Phoebe Putney Hospital won’t challenge CON for Lee County hospital once it’s filed
Hospital officials say they will respond to state inquiry, but won’t challenge or comment on a CON filing
By Jennifer Parks
ALBANY — Phoebe Putney Memorial Hospital will adhere to a formal request from the state for a response regarding a Certificate of Need for a new hospital in Lee County, but will not object to or comment on the CON application otherwise, officials with the Albany hospital said this week.
A CON application for the proposed Lee County hospital has not yet been filed.
Phoebe officials released a statement this week about the hospital’s position on the proposed 50-bed hospital that has been planned for south Lee County at the site of the Grand Island Golf Club.
Lee County officials announced in June plans to construct a $50 million hospital, which is to be built by Freese Johnson LLC of Marietta. The announcement surprised many in the Albany area, including officials at Phoebe.
In their statement this week, Phoebe officials said they had received numerous inquiries about how the project in which Lee County is to contribute land and financial support to investors for the development of a hospital “would affect the delivery of health care in the region, the expected impact on Phoebe as a safety net hospital and as a teaching hospital, and the potential increased impact on the taxpayers in Lee County with respect to the provision of indigent and charity care currently provided to Lee County residents by Phoebe.”
The inquiries, Phoebe officials said, have come from media, business leaders, Dougherty and Lee County government officials and state elected officials “concerned about the fragile state of health care in Georgia’s most economically challenged region.”
“As one of the largest employers and the leading provider of comprehensive health care and physician education in the region, Phoebe has always felt a strong obligation to respond fully and openly to such inquiries and to work with government and business on issues impacting public health and well-being,” the statement said. “However, in this matter Phoebe must be guided by its agreement with the Federal Trade Commission arising out of the Hospital Authority (of Albany-Dougherty County)’s purchase of the former Palmyra Park Hospital.”
That agreement with the federal agency precludes Phoebe from challenging the CON application.
“While there has been no application for a Certificate of Need in connection with a general acute care hospital in Lee County, should one be filed Phoebe is permitted to and will respond fully to a formal request from the Georgia Department of Community Health for information relevant to such an application,” the statement said. “Phoebe will not otherwise file any objections or comment to a CON application for a Lee County general acute care hospital. It is certainly fair and appropriate to ask other stakeholders and health care experts, and Lee County officials, how this project will be designed to minimize harm to safety net and teaching hospitals, avoid costly duplication of services, and provide for an equitable share of indigent care as contemplated by Georgia’s health planning regulations.
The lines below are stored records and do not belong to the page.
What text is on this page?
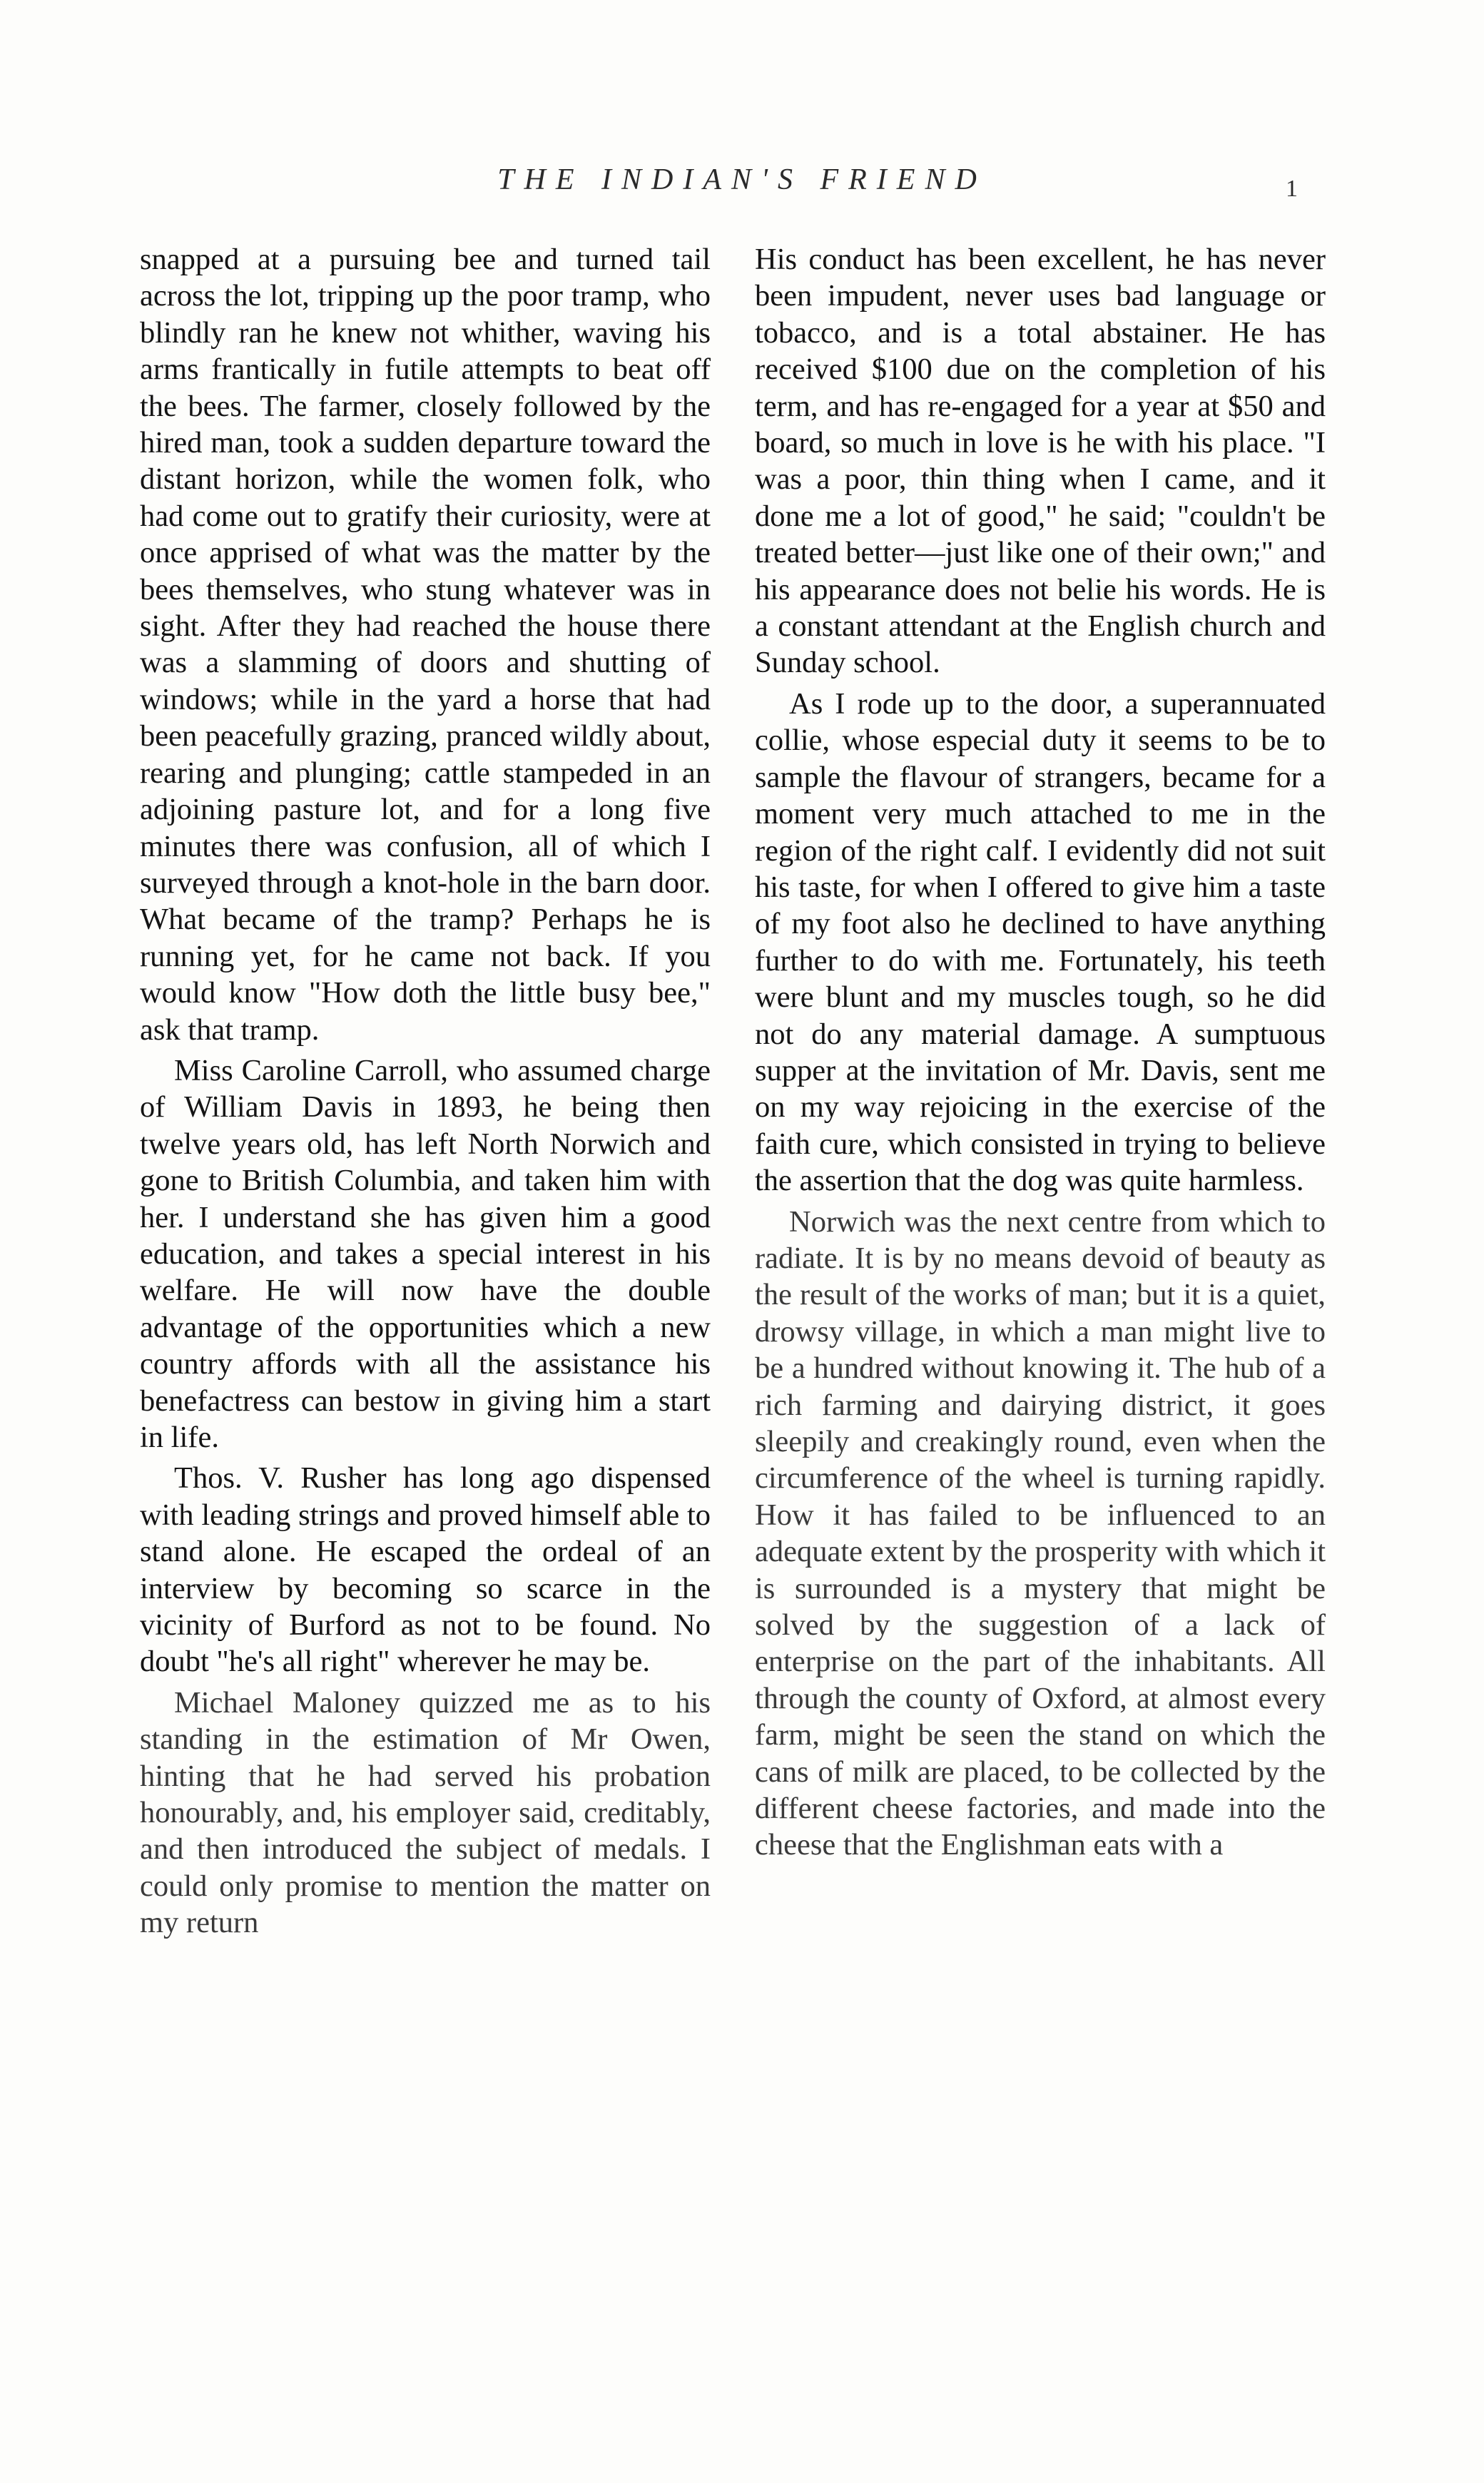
THE INDIAN'S FRIEND	1

snapped at a pursuing bee and turned tail across the lot, tripping up the poor tramp, who blindly ran he knew not whither, waving his arms frantically in futile attempts to beat off the bees. The farmer, closely followed by the hired man, took a sudden departure toward the distant horizon, while the women folk, who had come out to gratify their curiosity, were at once apprised of what was the matter by the bees themselves, who stung whatever was in sight. After they had reached the house there was a slamming of doors and shutting of windows; while in the yard a horse that had been peacefully grazing, pranced wildly about, rearing and plunging; cattle stampeded in an adjoining pasture lot, and for a long five minutes there was confusion, all of which I surveyed through a knot-hole in the barn door. What became of the tramp? Perhaps he is running yet, for he came not back. If you would know "How doth the little busy bee," ask that tramp.

Miss Caroline Carroll, who assumed charge of William Davis in 1893, he being then twelve years old, has left North Norwich and gone to British Columbia, and taken him with her. I understand she has given him a good education, and takes a special interest in his welfare. He will now have the double advantage of the opportunities which a new country affords with all the assistance his benefactress can bestow in giving him a start in life.

Thos. V. Rusher has long ago dispensed with leading strings and proved himself able to stand alone. He escaped the ordeal of an interview by becoming so scarce in the vicinity of Burford as not to be found. No doubt "he's all right" wherever he may be.

Michael Maloney quizzed me as to his standing in the estimation of Mr Owen, hinting that he had served his probation honourably, and, his employer said, creditably, and then introduced the subject of medals. I could only promise to mention the matter on my return

His conduct has been excellent, he has never been impudent, never uses bad language or tobacco, and is a total abstainer. He has received $100 due on the completion of his term, and has re-engaged for a year at $50 and board, so much in love is he with his place. "I was a poor, thin thing when I came, and it done me a lot of good," he said; "couldn't be treated better—just like one of their own;" and his appearance does not belie his words. He is a constant attendant at the English church and Sunday school.

As I rode up to the door, a superannuated collie, whose especial duty it seems to be to sample the flavour of strangers, became for a moment very much attached to me in the region of the right calf. I evidently did not suit his taste, for when I offered to give him a taste of my foot also he declined to have anything further to do with me. Fortunately, his teeth were blunt and my muscles tough, so he did not do any material damage. A sumptuous supper at the invitation of Mr. Davis, sent me on my way rejoicing in the exercise of the faith cure, which consisted in trying to believe the assertion that the dog was quite harmless.

Norwich was the next centre from which to radiate. It is by no means devoid of beauty as the result of the works of man; but it is a quiet, drowsy village, in which a man might live to be a hundred without knowing it. The hub of a rich farming and dairying district, it goes sleepily and creakingly round, even when the circumference of the wheel is turning rapidly. How it has failed to be influenced to an adequate extent by the prosperity with which it is surrounded is a mystery that might be solved by the suggestion of a lack of enterprise on the part of the inhabitants. All through the county of Oxford, at almost every farm, might be seen the stand on which the cans of milk are placed, to be collected by the different cheese factories, and made into the cheese that the Englishman eats with a
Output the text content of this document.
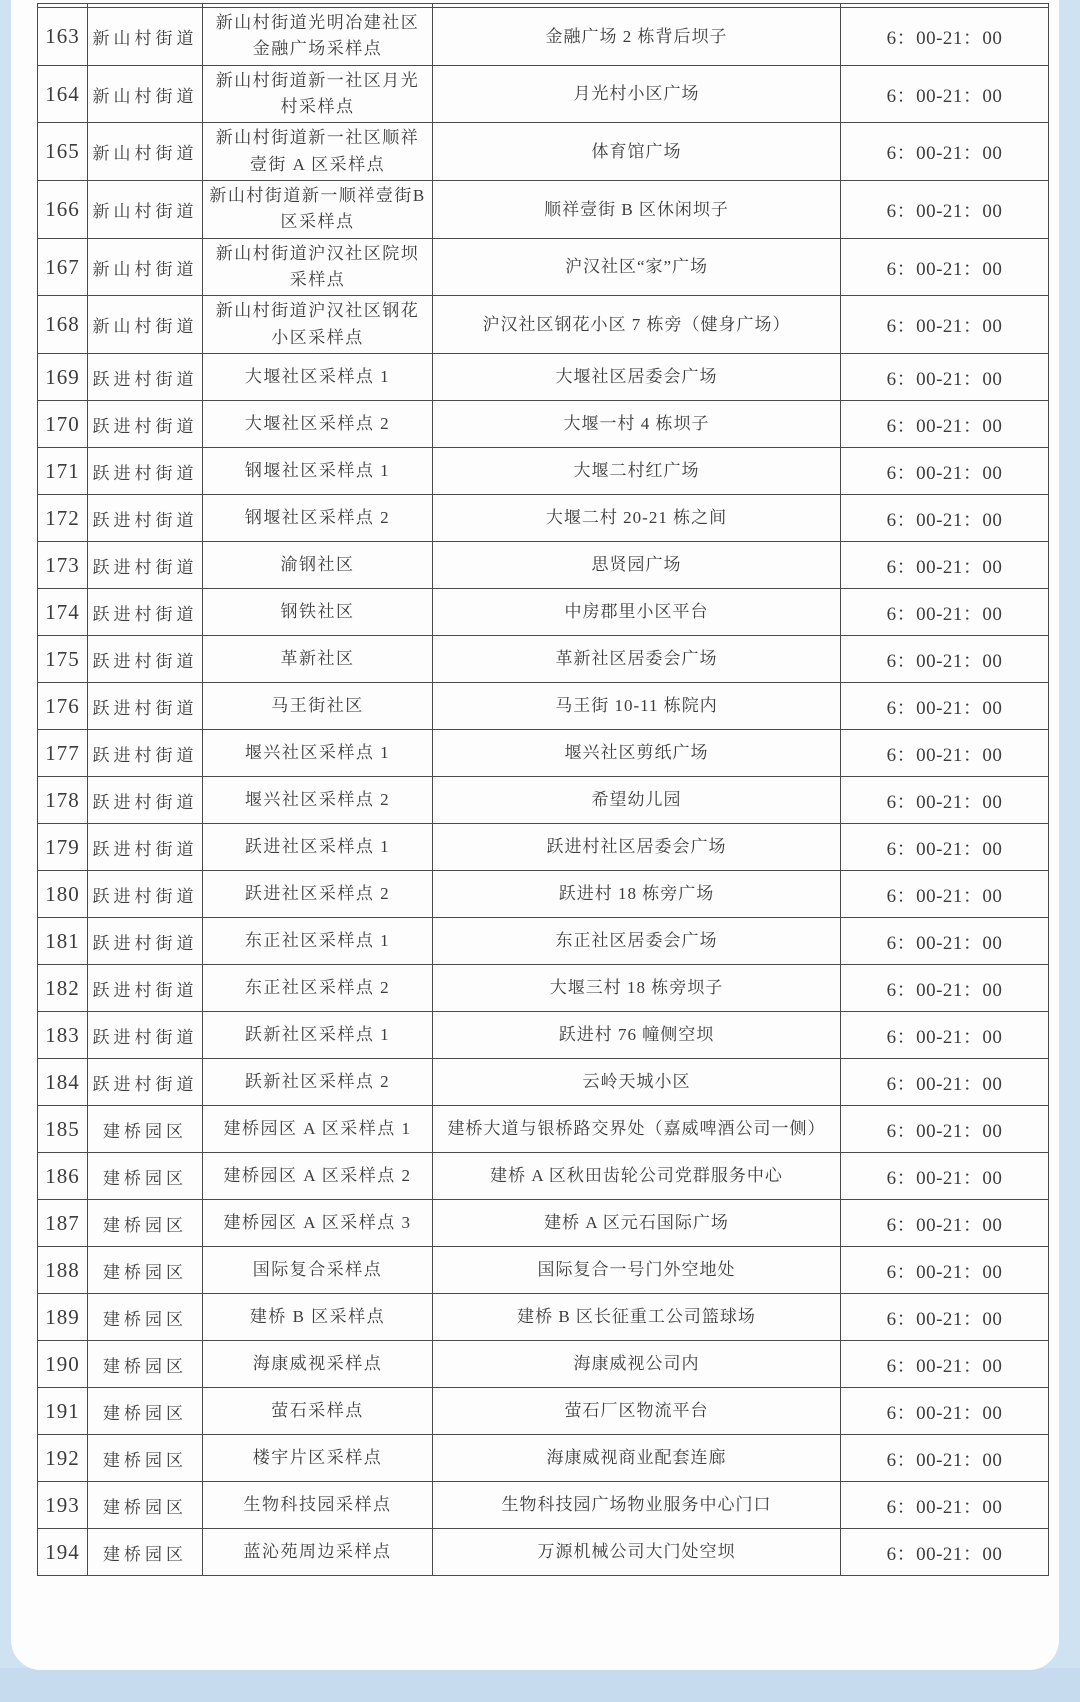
163	新山村街道	新山村街道光明冶建社区金融广场采样点	金融广场 2 栋背后坝子	6：00-21：00
164	新山村街道	新山村街道新一社区月光村采样点	月光村小区广场	6：00-21：00
165	新山村街道	新山村街道新一社区顺祥壹街 A 区采样点	体育馆广场	6：00-21：00
166	新山村街道	新山村街道新一顺祥壹街B区采样点	顺祥壹街 B 区休闲坝子	6：00-21：00
167	新山村街道	新山村街道沪汉社区院坝采样点	沪汉社区“家”广场	6：00-21：00
168	新山村街道	新山村街道沪汉社区钢花小区采样点	沪汉社区钢花小区 7 栋旁（健身广场）	6：00-21：00
169	跃进村街道	大堰社区采样点 1	大堰社区居委会广场	6：00-21：00
170	跃进村街道	大堰社区采样点 2	大堰一村 4 栋坝子	6：00-21：00
171	跃进村街道	钢堰社区采样点 1	大堰二村红广场	6：00-21：00
172	跃进村街道	钢堰社区采样点 2	大堰二村 20-21 栋之间	6：00-21：00
173	跃进村街道	渝钢社区	思贤园广场	6：00-21：00
174	跃进村街道	钢铁社区	中房郡里小区平台	6：00-21：00
175	跃进村街道	革新社区	革新社区居委会广场	6：00-21：00
176	跃进村街道	马王街社区	马王街 10-11 栋院内	6：00-21：00
177	跃进村街道	堰兴社区采样点 1	堰兴社区剪纸广场	6：00-21：00
178	跃进村街道	堰兴社区采样点 2	希望幼儿园	6：00-21：00
179	跃进村街道	跃进社区采样点 1	跃进村社区居委会广场	6：00-21：00
180	跃进村街道	跃进社区采样点 2	跃进村 18 栋旁广场	6：00-21：00
181	跃进村街道	东正社区采样点 1	东正社区居委会广场	6：00-21：00
182	跃进村街道	东正社区采样点 2	大堰三村 18 栋旁坝子	6：00-21：00
183	跃进村街道	跃新社区采样点 1	跃进村 76 幢侧空坝	6：00-21：00
184	跃进村街道	跃新社区采样点 2	云岭天城小区	6：00-21：00
185	建桥园区	建桥园区 A 区采样点 1	建桥大道与银桥路交界处（嘉威啤酒公司一侧）	6：00-21：00
186	建桥园区	建桥园区 A 区采样点 2	建桥 A 区秋田齿轮公司党群服务中心	6：00-21：00
187	建桥园区	建桥园区 A 区采样点 3	建桥 A 区元石国际广场	6：00-21：00
188	建桥园区	国际复合采样点	国际复合一号门外空地处	6：00-21：00
189	建桥园区	建桥 B 区采样点	建桥 B 区长征重工公司篮球场	6：00-21：00
190	建桥园区	海康威视采样点	海康威视公司内	6：00-21：00
191	建桥园区	萤石采样点	萤石厂区物流平台	6：00-21：00
192	建桥园区	楼宇片区采样点	海康威视商业配套连廊	6：00-21：00
193	建桥园区	生物科技园采样点	生物科技园广场物业服务中心门口	6：00-21：00
194	建桥园区	蓝沁苑周边采样点	万源机械公司大门处空坝	6：00-21：00
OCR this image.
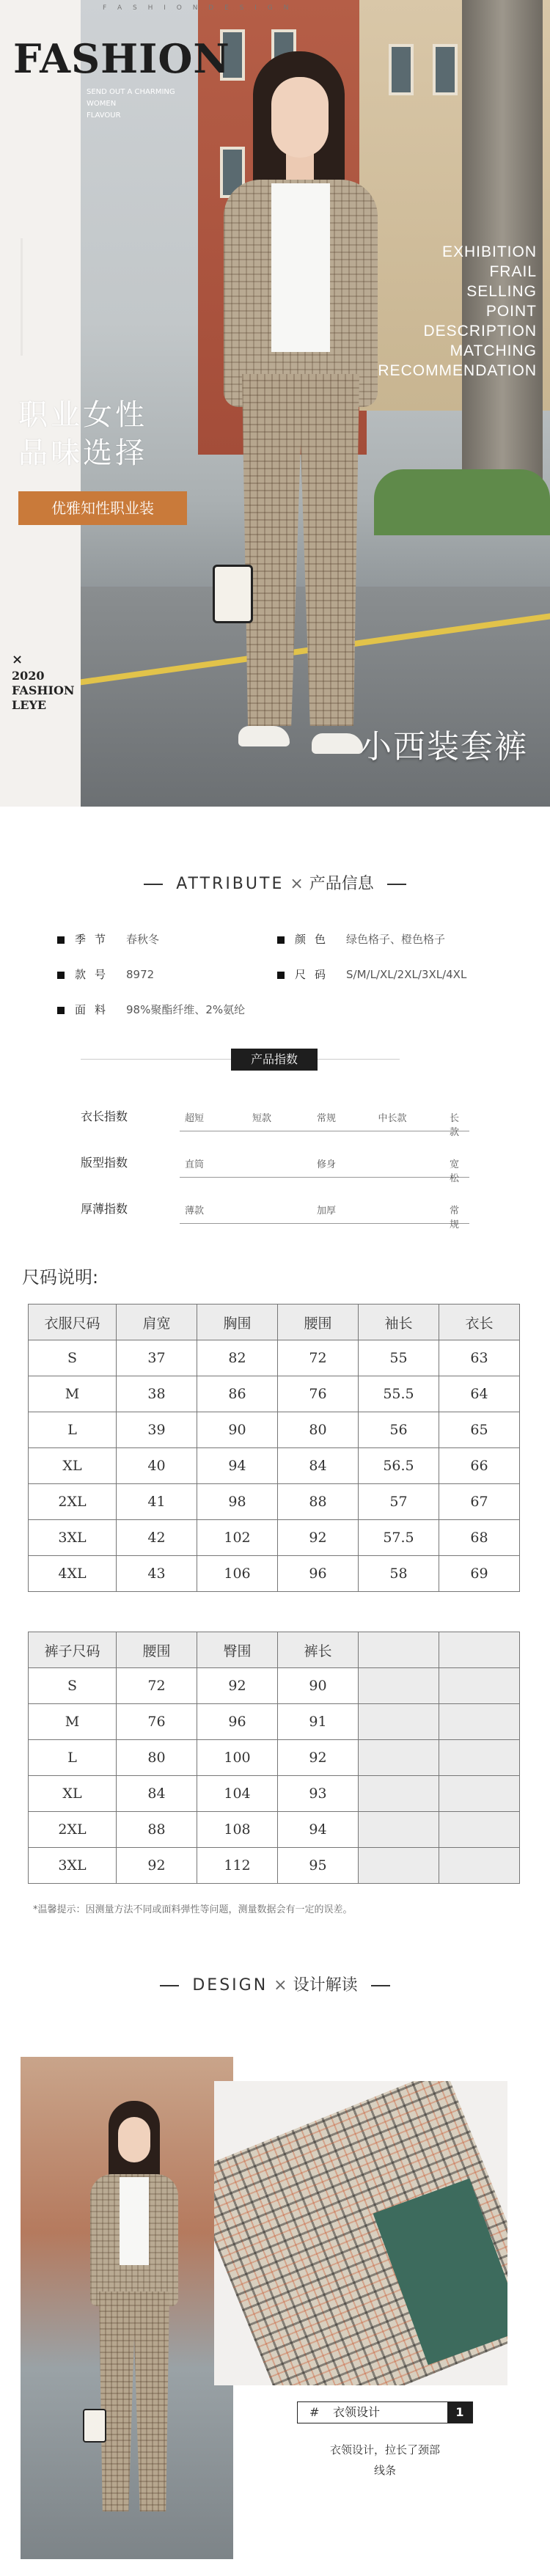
F A S H I O N D E S I G N
FASHION
SEND OUT A CHARMING
WOMEN
FLAVOUR
EXHIBITION
FRAIL
SELLING
POINT
DESCRIPTION
MATCHING
RECOMMENDATION
职业女性
品味选择
优雅知性职业装
×
2020
FASHION
LEYE
小西装套裤
ATTRIBUTE × 产品信息
季节 春秋冬	颜色 绿色格子、橙色格子
款号 8972	尺码 S/M/L/XL/2XL/3XL/4XL
面料 98%聚酯纤维、2%氨纶
产品指数
衣长指数	超短	短款	常规	中长款	长款
版型指数	直筒	修身	宽松
厚薄指数	薄款	加厚	常规
尺码说明:
衣服尺码	肩宽	胸围	腰围	袖长	衣长
S	37	82	72	55	63
M	38	86	76	55.5	64
L	39	90	80	56	65
XL	40	94	84	56.5	66
2XL	41	98	88	57	67
3XL	42	102	92	57.5	68
4XL	43	106	96	58	69
裤子尺码	腰围	臀围	裤长		
S	72	92	90		
M	76	96	91		
L	80	100	92		
XL	84	104	93		
2XL	88	108	94		
3XL	92	112	95		
*温馨提示：因测量方法不同或面料弹性等问题，测量数据会有一定的误差。
DESIGN × 设计解读
# 衣领设计	1
衣领设计，拉长了颈部
线条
“For well over a hundred years Phoebe has been here, providing the region with the most advanced medical technology and the most highly trained health care providers. Phoebe values greatly its relationship with the people of southwest Georgia and remains dedicated to its mission to provide a full range of health and wellness services to all residents, regardless of their financial circumstances, and to educate the physicians and nurses needed to fulfill this mission.”